While every fan yearns to see their team in the elite, the prospect of taking a wrecking ball to the club’s finances and chopping and changing in the dugout, all while losing 20 plus games in a season are not welcome prospects.
While the debts and annual wages bills in excess of £100 million ran up by the likes of Newcastle and Wolves were not morally palatable, as football clubs, they do at least have the makings of stable Premier League sides. Can the same be said for the likes of Bristol City and Preston North End?
Members of the board will forever be swayed by the pound signs and the glamour of being a member of the elite band of 20. However recent history is pockmarked by the self-destructive examples of Sunderland, Leeds United, Portsmouth and QPR.

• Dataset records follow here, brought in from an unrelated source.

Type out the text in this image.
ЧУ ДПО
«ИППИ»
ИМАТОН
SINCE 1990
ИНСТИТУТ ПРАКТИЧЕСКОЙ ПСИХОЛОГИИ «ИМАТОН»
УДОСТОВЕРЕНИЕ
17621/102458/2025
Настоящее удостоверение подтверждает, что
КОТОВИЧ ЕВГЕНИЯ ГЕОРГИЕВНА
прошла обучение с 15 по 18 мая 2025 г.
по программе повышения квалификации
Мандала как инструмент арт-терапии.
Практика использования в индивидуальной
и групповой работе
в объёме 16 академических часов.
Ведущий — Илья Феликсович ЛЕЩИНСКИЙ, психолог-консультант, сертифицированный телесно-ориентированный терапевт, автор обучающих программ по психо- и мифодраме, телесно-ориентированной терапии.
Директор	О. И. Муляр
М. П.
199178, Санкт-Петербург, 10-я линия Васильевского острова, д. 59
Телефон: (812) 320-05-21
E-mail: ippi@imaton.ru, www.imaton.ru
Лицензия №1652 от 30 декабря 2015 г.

All of these clubs washed up on the shores of the Championship after falling from grace. They had expensive players they couldn’t shift, fire sales to keep afloat and dwindling transfer capital to regroup. Needless to say, these football establishments did not make any sort of swift recovery.
Ultimately, as it always is, it was the supporters left picking up the wreckage in the aftermath of their disastrous game of financial chicken. And all for a tantalizing taste of life in the big time.